27 August, 2017

Chaya and Cicadas in the Heat

Boy, is it hot!  The local produce suffers in the heat; the heat makes the water spinach and lots of other greens very bitter.  One plant we are turning to more and more is Chaya, also called spinach tree.
We were given a hand full of cuttings several years ago that were the start of this big clump of Chaya.
We put the handful of chaya cuttings that we got from a friend down into a bucket of water for a couple months and basically forgot about them.  When I finally remembered to check on them, they had developed a nice root system, so we  planted them behind our back veranda.  For 2 years now we have been harvesting chaya leaves.  I started routinely harvesting them about once a week several months ago when all the greens we bought at the market were quite bitter from the heat.  All except the chaya, which thrives in the heat and has no bitterness at all.  I'm actually rather puzzled about how to describe the taste of chaya.  It is mild, but has an almost meaty hint to it that spinach and other greens I am familiar with lack.  Maybe this is because it has higher protein content than spinach does.  Anyway, the taste is pleasant and mild, almost bland.
Freshly harvested chaya leaves ready for de-stemming and chopping.
I harvest only the newest, still-glossy leaves since the older leaves can be quite tough - even after boiling for 15 minutes!  Chaya is incredibly nutritious, packing in a lot more nutrients than traditional spinach.  One draw-back is that when raw it contains a cyanide generating compound, which fortunately is destroyed by boiling for 12-15 minutes.
Boiling the chaya.
I usually boil up a couple of cups of chopped leaves, which yields about 3/4cup of cooked chaya.  The leaves are sturdy enough that they stay intact through the boiling.  After boiling, draining, and cooling the chaya, I usually put in a baggie and store it frozen until I am ready to cook with it.  You can use it the same way you would for spinach - in soups, enchiladas, scrambled eggs, spaghetti sauce, or added to casseroles.
Chaya in creamy cheese sauce.
A couple of nights ago, I added chaya to a creamy cheese sauce that I made to put over baked potatoes.  I also put in a couple of red jalapeƱo peppers to give the sauce a little extra kick.
Chaya cheese sauce over pan-seared turkey sausage bits atop baked potatoes - a meal in bowl.
The sauce was very tasty.  In retrospect, I could have added more chaya.  Next time.

Besides bitterness to greens, the hot weather also brings out the cicadas.  I had been noticing empty cicada exuviae still clutching knee-level vegetation when out on my morning runs.  I got a photo of one, only to realize when processing it that the nascent adult had not yet emerged.
Last larval stage of a cicada.  I think the nascent adult is still inside.
The hotter the weather, the louder the adult cicadas sing - at least that is I learned growing up in Georgia.
Adult cicada.
I saw this cicada on the outside of the veranda screen and it stayed still long enough for me to get my camera and immortalize it.  They are sure loud these days.

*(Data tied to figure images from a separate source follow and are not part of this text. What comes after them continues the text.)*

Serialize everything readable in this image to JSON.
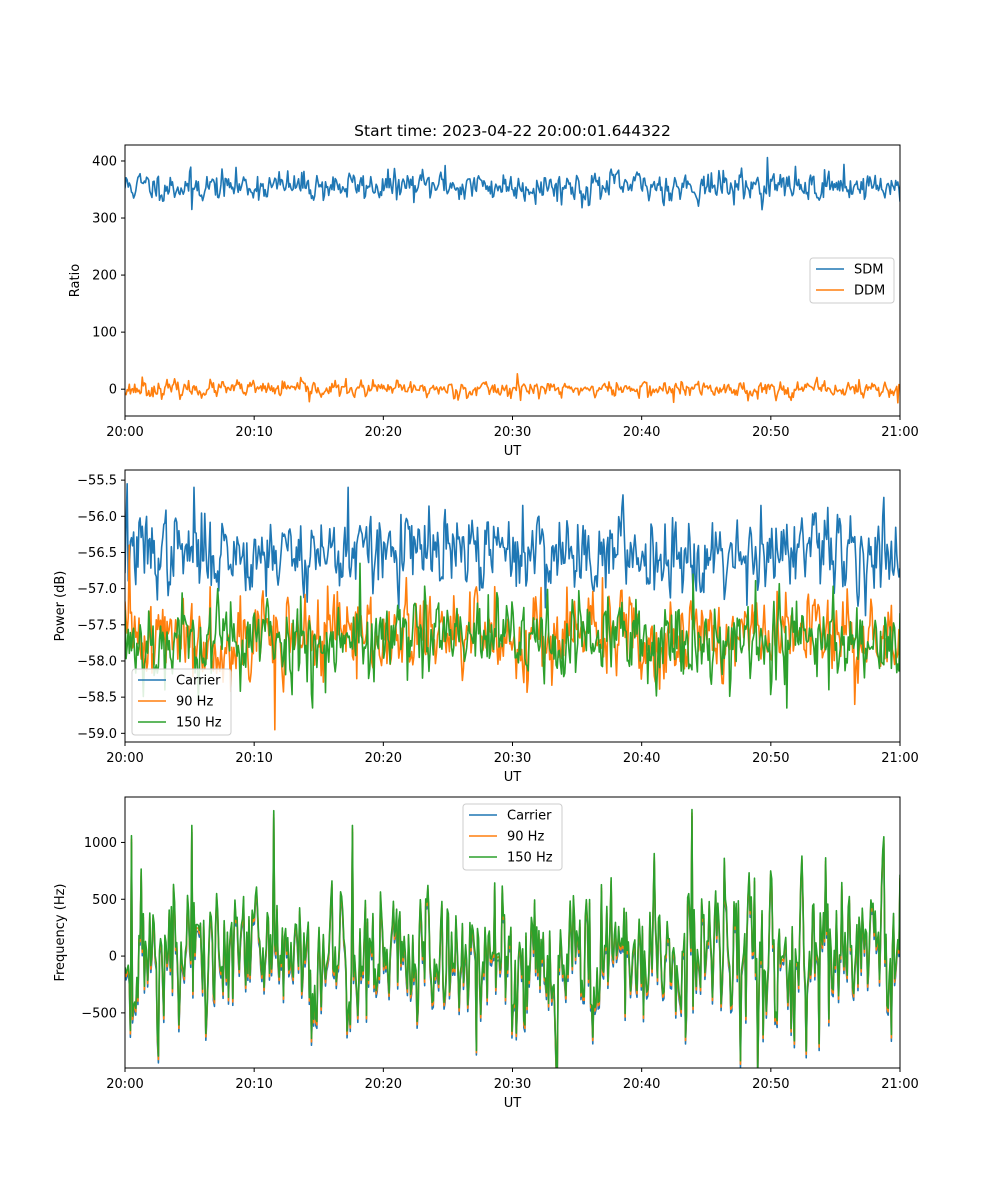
{
  "chart_data": [
    {
      "type": "line",
      "title": "Start time: 2023-04-22 20:00:01.644322",
      "xlabel": "UT",
      "ylabel": "Ratio",
      "x_ticks": [
        "20:00",
        "20:10",
        "20:20",
        "20:30",
        "20:40",
        "20:50",
        "21:00"
      ],
      "y_ticks": [
        0,
        100,
        200,
        300,
        400
      ],
      "xlim_minutes": [
        0,
        60
      ],
      "ylim": [
        -47,
        428
      ],
      "legend": "center-right",
      "series": [
        {
          "name": "SDM",
          "color": "#1f77b4",
          "mean": 356,
          "noise": 13,
          "seed": 11,
          "peaks": [
            [
              5.2,
              315
            ],
            [
              24.8,
              392
            ],
            [
              35.4,
              318
            ],
            [
              49.7,
              406
            ],
            [
              55.7,
              394
            ]
          ]
        },
        {
          "name": "DDM",
          "color": "#ff7f0e",
          "mean": 0,
          "noise": 7,
          "seed": 23,
          "peaks": [
            [
              1.3,
              21
            ],
            [
              14.3,
              -22
            ],
            [
              30.4,
              27
            ],
            [
              42.5,
              -23
            ],
            [
              59.8,
              -24
            ]
          ]
        }
      ]
    },
    {
      "type": "line",
      "title": "",
      "xlabel": "UT",
      "ylabel": "Power (dB)",
      "x_ticks": [
        "20:00",
        "20:10",
        "20:20",
        "20:30",
        "20:40",
        "20:50",
        "21:00"
      ],
      "y_ticks": [
        -59.0,
        -58.5,
        -58.0,
        -57.5,
        -57.0,
        -56.5,
        -56.0,
        -55.5
      ],
      "y_tick_labels": [
        "−59.0",
        "−58.5",
        "−58.0",
        "−57.5",
        "−57.0",
        "−56.5",
        "−56.0",
        "−55.5"
      ],
      "xlim_minutes": [
        0,
        60
      ],
      "ylim": [
        -59.12,
        -55.36
      ],
      "legend": "lower-left",
      "series": [
        {
          "name": "Carrier",
          "color": "#1f77b4",
          "mean": -56.5,
          "noise": 0.27,
          "seed": 37,
          "peaks": [
            [
              0.2,
              -55.55
            ],
            [
              5.3,
              -55.6
            ],
            [
              17.3,
              -55.6
            ],
            [
              30.8,
              -55.85
            ],
            [
              49.2,
              -55.85
            ]
          ]
        },
        {
          "name": "90 Hz",
          "color": "#ff7f0e",
          "mean": -57.65,
          "noise": 0.3,
          "seed": 41,
          "peaks": [
            [
              0.3,
              -56.4
            ],
            [
              11.6,
              -58.95
            ],
            [
              37.0,
              -56.85
            ],
            [
              56.5,
              -58.6
            ]
          ]
        },
        {
          "name": "150 Hz",
          "color": "#2ca02c",
          "mean": -57.7,
          "noise": 0.3,
          "seed": 53,
          "peaks": [
            [
              3.1,
              -58.4
            ],
            [
              14.5,
              -58.65
            ],
            [
              18.2,
              -56.65
            ],
            [
              44.0,
              -56.8
            ],
            [
              51.2,
              -58.65
            ]
          ]
        }
      ]
    },
    {
      "type": "line",
      "title": "",
      "xlabel": "UT",
      "ylabel": "Frequency (Hz)",
      "x_ticks": [
        "20:00",
        "20:10",
        "20:20",
        "20:30",
        "20:40",
        "20:50",
        "21:00"
      ],
      "y_ticks": [
        -500,
        0,
        500,
        1000
      ],
      "y_tick_labels": [
        "−500",
        "0",
        "500",
        "1000"
      ],
      "xlim_minutes": [
        0,
        60
      ],
      "ylim": [
        -985,
        1400
      ],
      "legend": "upper-center",
      "series": [
        {
          "name": "Carrier",
          "color": "#1f77b4",
          "mean": -60,
          "noise": 330,
          "seed": 71,
          "peaks": [
            [
              0.5,
              1000
            ],
            [
              5.2,
              1090
            ],
            [
              11.5,
              1220
            ],
            [
              17.6,
              1090
            ],
            [
              27.2,
              -870
            ],
            [
              43.9,
              1230
            ],
            [
              59.3,
              -750
            ]
          ]
        },
        {
          "name": "90 Hz",
          "color": "#ff7f0e",
          "mean": -30,
          "noise": 330,
          "seed": 71,
          "peaks": [
            [
              0.5,
              1030
            ],
            [
              5.2,
              1120
            ],
            [
              11.5,
              1250
            ],
            [
              17.6,
              1120
            ],
            [
              27.2,
              -850
            ],
            [
              43.9,
              1260
            ],
            [
              59.3,
              -720
            ]
          ]
        },
        {
          "name": "150 Hz",
          "color": "#2ca02c",
          "mean": 0,
          "noise": 330,
          "seed": 71,
          "peaks": [
            [
              0.5,
              1060
            ],
            [
              5.2,
              1150
            ],
            [
              11.5,
              1280
            ],
            [
              17.6,
              1150
            ],
            [
              27.2,
              -830
            ],
            [
              43.9,
              1290
            ],
            [
              59.3,
              -690
            ]
          ]
        }
      ]
    }
  ]
}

  1. Those cicadas could drive a person crazy, but your photos are exceptional. I've never heard of chaya. It sounds good... especially the high protein. I developed an allergic reaction to spinach; it depends on how it's cooked (raw is impossible for me to eat) and causes my tongue and the inside of my mouth to get really irritated. Too bad, too, because I really love it.

    1. Too bad about the spinach reaction! I really like chaya, but I like spinach too. Did you get those periodic cicadas in Connecticut? Boy when those have a hatching, summer can be deafening! At least these cicadas aren't quite as numerous as the ones we had in Georgia.

  2. Chaya looks pretty, and I'm impressed by how healthy it is. Yet, cyanide generating's a bit scary. Do keep boiling the heck out of it.

    Have a nice week, Wilma.

    1. I know! Reliable sources say you can eat up to 5 fully-cyanide loaded raw leaves a week (or was it day/) and not worry. But I do worry, so I always cook it. Makes it easier to use anyway.

  3. The goodness in that Chaya sounds terrific but that cyanide start would worry the life out of me. I remember from my holidays in the Caribbean the non-stop noise of the cicadas, it must drive you almost mad on a regular basis, although I guess you'll say that you just get used to it.

    1. We don't hear them too often right where we are, but they are loud back in the jungle. The big broods of periodic cicadas that we would get in Georgia every 13 years were truly deafening in their huge numbers. Don't think one could every get used to that cacophony!

      Lots of food have toxic components unless cooked - kidney beans for example. I just cook the chaya as recommended and don't worry about it.